The shortages led to overnight queues at gas stations in Kathmandu and prompted the state-run oil company to ask foreign firms to airlift supplies into the country as it struggles to recover from devastating earthquakes.
India has had a monopoly on Nepal's fuel supplies for decades but tensions over the blockade have prompted Kathmandu to turn to New Delhi's rival China. "China has agreed to send us 1,000 metric tonnes, or 1.3 million litres of petrol, as a grant," said Sushil Bhattarai, acting deputy managing director at the state-run Nepal Oil Corporation (NOC).
The fuel will be transported via a land crossing which was repaired and reopened this month after suffering damage in the earthquake that hit Nepal in April.
It is unclear whether China has donated fuel to Nepal in the past, but officials say the two countries have never commercially traded oil or gas.
Nepal has accused India of being behind the ongoing blockade at the bridge checkpoint in Birgunj, 90 kilometres (55 miles) south of the capital, in protest at Kathmandu's handling of a new charter.
The trade hub has been blocked for weeks by protesters from the Madhesi ethnic minority based in Nepal's southern plains, who have close cultural, linguistic and family ties to Indians living across the border.
New Delhi has denied Kathmandu's claims and has urged dialogue with protesters to end the stand-off which started on September 24.
Nepal's Madhesis have long complained of discrimination and say a new federal structure laid out in the country's new constitution adopted last month will leave them under-represented in parliament. The constitution, the first drawn up by elected representatives, was meant to cement peace and bolster Nepal's transformation to a democratic republic after decades of political instability and a 10-year Maoist insurgency.
But it has instead sparked deadly violence, with more than 40 people killed in clashes between police and ethnic minority protesters.
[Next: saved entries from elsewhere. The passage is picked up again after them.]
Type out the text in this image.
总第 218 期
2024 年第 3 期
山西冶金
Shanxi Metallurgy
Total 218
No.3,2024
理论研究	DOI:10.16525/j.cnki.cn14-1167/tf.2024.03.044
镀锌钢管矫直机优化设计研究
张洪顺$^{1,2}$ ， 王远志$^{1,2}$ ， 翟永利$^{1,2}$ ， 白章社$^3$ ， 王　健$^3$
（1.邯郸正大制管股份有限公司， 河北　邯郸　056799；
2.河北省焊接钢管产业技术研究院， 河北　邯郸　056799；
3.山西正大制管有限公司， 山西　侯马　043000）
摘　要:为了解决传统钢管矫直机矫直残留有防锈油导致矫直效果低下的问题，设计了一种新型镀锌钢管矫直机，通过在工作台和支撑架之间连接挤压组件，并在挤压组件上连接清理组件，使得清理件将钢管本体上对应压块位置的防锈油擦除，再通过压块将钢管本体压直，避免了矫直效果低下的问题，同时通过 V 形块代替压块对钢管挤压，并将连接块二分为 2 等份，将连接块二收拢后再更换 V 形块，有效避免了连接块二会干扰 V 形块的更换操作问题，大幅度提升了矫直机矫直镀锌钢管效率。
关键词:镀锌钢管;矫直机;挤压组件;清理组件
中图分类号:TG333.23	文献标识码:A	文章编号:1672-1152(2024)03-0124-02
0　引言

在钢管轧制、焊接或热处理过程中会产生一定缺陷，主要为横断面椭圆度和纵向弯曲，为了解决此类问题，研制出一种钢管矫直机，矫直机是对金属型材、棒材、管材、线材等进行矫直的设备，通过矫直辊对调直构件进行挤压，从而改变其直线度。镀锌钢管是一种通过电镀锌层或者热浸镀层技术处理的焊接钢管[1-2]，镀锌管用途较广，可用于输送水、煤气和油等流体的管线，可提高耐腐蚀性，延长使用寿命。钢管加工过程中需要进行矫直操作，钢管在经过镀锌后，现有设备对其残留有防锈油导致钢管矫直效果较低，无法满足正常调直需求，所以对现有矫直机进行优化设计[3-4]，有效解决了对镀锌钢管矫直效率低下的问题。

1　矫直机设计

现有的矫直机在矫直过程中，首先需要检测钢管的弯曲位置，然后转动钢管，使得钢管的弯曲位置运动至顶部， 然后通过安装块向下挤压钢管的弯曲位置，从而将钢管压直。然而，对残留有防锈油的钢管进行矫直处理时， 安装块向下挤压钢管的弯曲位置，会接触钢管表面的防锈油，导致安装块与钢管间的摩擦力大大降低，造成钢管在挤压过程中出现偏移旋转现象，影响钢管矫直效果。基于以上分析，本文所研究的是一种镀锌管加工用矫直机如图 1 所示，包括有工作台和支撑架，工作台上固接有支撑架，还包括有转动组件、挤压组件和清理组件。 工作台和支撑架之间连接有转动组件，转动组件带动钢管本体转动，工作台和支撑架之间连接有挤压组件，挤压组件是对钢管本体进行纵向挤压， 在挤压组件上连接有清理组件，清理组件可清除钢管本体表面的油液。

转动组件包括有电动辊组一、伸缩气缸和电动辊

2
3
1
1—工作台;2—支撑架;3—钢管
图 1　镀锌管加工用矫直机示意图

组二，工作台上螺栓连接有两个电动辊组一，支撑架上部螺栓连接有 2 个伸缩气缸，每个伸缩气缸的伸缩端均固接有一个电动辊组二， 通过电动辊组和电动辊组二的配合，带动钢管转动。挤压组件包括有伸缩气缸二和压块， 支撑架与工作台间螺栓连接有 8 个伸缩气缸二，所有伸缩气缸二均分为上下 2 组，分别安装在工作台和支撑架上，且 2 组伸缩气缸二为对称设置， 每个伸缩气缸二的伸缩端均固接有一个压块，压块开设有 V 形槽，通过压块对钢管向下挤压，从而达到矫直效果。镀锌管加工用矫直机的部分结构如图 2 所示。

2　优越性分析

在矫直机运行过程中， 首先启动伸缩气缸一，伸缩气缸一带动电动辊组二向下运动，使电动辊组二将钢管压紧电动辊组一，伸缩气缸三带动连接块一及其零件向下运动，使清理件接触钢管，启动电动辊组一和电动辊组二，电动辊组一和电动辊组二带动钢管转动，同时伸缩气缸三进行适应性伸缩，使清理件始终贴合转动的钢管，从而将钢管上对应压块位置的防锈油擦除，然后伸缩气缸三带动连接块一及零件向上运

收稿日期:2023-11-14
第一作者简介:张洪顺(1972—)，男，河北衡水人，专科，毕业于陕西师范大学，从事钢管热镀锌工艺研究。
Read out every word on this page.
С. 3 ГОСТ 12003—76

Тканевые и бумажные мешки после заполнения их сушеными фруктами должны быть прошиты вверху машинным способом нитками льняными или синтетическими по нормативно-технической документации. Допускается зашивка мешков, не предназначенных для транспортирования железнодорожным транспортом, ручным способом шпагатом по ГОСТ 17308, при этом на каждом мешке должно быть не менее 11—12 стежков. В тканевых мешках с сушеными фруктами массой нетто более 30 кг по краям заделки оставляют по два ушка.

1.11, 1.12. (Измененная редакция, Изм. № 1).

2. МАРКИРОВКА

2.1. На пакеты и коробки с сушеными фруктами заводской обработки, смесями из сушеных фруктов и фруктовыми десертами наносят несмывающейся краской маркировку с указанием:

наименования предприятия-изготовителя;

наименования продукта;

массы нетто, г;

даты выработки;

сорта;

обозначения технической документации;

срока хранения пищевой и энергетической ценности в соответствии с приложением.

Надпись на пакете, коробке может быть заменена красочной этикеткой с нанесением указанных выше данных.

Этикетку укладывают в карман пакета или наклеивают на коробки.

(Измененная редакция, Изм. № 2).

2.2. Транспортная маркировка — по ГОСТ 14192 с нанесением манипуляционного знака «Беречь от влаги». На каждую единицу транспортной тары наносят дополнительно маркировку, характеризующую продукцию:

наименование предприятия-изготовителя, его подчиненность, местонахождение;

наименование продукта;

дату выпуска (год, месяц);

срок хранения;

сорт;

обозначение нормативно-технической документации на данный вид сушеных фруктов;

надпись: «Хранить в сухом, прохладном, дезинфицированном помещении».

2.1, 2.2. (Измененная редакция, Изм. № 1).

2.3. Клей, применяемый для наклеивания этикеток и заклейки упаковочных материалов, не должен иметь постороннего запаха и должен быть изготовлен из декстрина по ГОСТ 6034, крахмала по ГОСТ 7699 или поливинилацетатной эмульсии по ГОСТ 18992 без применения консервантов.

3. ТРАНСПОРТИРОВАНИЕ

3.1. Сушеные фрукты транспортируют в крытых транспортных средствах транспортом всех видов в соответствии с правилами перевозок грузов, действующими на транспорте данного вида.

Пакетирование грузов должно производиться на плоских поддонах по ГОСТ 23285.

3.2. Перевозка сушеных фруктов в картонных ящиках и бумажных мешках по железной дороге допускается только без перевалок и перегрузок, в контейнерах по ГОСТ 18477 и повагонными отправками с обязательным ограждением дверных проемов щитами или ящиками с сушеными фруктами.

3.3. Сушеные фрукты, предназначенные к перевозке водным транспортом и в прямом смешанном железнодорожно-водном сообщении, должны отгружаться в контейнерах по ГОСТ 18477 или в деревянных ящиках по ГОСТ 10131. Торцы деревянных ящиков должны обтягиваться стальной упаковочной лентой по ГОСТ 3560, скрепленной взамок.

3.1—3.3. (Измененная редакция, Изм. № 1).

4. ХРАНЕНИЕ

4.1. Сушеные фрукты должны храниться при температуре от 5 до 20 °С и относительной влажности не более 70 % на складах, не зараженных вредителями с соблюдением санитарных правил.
Work on the new constitution began in 2008 after Maoist rebels laid down arms and entered politics, winning parliamentary elections and abolishing a 240-year-old monarchy. But power-sharing squabbles between parties stymied progress. Lawmakers finally reached agreement in June, spurred by the massive earthquake two months earlier that killed nearly 8,900 people and left more than half a million people homeless.